Ever since the Minutes of the August 1 FOMC meeting surprised by its very dovish tone, market’s attention is firmly on Fed chairman Bernanke’s speech at the Jackson Hole symposium. Will the chairman cross the Rubicon and announce a further easing of policy, most likely in the form of another large scale asset purchasing programme?
It was the following very strong worded sentence in the August FOMC Minutes that revived monetary easing hopes: “ Many members judged that additional monetary accommodation would likely be warranted fairly soon unless incoming information pointed to a substantial and sustainable strengthening in the pace of recovery”. The latest payrolls numbers were better and the July retail sales were strong too, but that seems still insufficient to satisfy the above mentioned conditions of “...pointing to substantial and sustainable strengthening”. So the door to additional accommodation remains wide open and we think chances are more than even that policy will be eased in September, likely, but not inevitably via QE-3. The eventual Q3 programme will most likely be open-ended, meaning that neither an amount nor an end date will be fixed, giving the Fed maximum flexibility.
Nevertheless, we don’t expect Bernanke to convey his policy intentions today for various reasons. First, at the August 1 meeting, the FOMC Committee wanted more information on the economy. It did get one monthly batch of eco data, who were somewhat better, but that isn’t enough to have erased uncertainties about the eco outlook. At the September 13 meeting, there will be some more key economic reports available (Payrolls, ISM...). Second, Bernanke is a team player and out of respect for his colleagues such an important decision, for which there is no strong time constraint, should be taken during the FOMC meeting. Our main scenario is for Bernanke to keep the door open for more easing, but without going further than the FOMC Minutes. If we would be wrong, it is more likely that he suggests the FOMC will ease further than that he closes the door definitely for such an easing.
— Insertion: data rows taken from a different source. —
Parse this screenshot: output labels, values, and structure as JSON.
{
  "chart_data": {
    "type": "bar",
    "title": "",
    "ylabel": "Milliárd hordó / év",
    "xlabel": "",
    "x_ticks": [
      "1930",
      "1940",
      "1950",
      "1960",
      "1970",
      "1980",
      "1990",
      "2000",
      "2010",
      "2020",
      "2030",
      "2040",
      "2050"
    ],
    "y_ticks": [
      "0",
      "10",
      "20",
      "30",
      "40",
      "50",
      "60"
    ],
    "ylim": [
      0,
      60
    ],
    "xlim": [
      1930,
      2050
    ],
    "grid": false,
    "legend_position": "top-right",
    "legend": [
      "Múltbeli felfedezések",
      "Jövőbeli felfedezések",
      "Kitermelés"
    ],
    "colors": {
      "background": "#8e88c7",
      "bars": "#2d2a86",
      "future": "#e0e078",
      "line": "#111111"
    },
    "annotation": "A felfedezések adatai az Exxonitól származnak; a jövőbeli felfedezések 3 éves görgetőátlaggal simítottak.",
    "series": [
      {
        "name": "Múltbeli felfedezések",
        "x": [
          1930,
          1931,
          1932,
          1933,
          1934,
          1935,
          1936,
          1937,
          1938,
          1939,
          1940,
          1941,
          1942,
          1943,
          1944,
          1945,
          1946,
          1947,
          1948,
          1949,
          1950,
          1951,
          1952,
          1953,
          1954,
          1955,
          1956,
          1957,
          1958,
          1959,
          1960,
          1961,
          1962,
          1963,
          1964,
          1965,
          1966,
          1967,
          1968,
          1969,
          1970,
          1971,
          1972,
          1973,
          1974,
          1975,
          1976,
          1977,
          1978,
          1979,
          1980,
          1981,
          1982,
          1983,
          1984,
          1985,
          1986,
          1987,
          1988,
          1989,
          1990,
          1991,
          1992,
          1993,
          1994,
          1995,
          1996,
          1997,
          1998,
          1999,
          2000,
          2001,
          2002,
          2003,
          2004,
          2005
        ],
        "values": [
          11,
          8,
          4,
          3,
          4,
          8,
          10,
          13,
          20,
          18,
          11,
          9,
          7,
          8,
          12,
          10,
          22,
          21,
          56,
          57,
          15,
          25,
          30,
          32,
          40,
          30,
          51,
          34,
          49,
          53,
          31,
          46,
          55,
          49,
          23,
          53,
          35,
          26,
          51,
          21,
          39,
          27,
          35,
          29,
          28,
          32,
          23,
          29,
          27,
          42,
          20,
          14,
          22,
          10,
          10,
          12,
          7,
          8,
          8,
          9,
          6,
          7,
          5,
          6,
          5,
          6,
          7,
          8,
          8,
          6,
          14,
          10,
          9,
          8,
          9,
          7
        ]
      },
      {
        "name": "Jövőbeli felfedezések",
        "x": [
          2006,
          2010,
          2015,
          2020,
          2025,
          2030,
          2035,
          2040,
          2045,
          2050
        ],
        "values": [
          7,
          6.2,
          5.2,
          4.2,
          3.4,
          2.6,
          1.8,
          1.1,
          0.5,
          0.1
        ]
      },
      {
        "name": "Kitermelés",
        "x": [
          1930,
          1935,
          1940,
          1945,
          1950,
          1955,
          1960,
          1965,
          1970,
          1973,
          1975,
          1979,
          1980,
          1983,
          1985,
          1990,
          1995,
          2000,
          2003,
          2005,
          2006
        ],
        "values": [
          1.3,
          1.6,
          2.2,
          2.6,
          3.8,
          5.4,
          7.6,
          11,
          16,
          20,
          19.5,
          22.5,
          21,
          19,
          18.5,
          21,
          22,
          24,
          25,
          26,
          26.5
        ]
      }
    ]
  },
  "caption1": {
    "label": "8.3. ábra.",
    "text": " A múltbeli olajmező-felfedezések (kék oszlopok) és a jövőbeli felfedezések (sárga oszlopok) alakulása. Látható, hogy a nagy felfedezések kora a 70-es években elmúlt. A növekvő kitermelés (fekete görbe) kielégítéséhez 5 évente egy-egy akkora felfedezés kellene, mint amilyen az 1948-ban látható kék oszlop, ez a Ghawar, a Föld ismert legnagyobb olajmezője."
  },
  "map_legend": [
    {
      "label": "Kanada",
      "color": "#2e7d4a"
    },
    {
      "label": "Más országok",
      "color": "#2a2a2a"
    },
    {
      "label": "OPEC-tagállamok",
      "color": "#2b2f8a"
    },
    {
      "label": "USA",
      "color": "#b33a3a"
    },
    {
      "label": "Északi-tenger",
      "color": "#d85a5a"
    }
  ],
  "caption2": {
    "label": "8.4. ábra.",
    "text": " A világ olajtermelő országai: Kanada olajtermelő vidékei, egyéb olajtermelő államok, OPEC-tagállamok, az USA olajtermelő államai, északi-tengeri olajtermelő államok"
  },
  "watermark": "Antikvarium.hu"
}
Regarding the market reaction, at the start of the week, it seemed that many were expecting Bernanke would signal a further accommodation of policy, now the balance of opinion may be more even-handed. Nevertheless, when he would stick to the message from the August FOMC Minutes , there may be some disappointment. It would be intrinsically negative for Treasuries, but as it would lead to some risk-off selling of equities, the losses for Treasuries would be subdued. If he would firmly signal more easing, that would be positive for riskier assets like equities, while it would be neutral to slightly positive for Treasuries. In the unlikely case he would shut the door of more easing, a sharp sell-off in riskier assets will take place, which might contain the losses for Treasuries.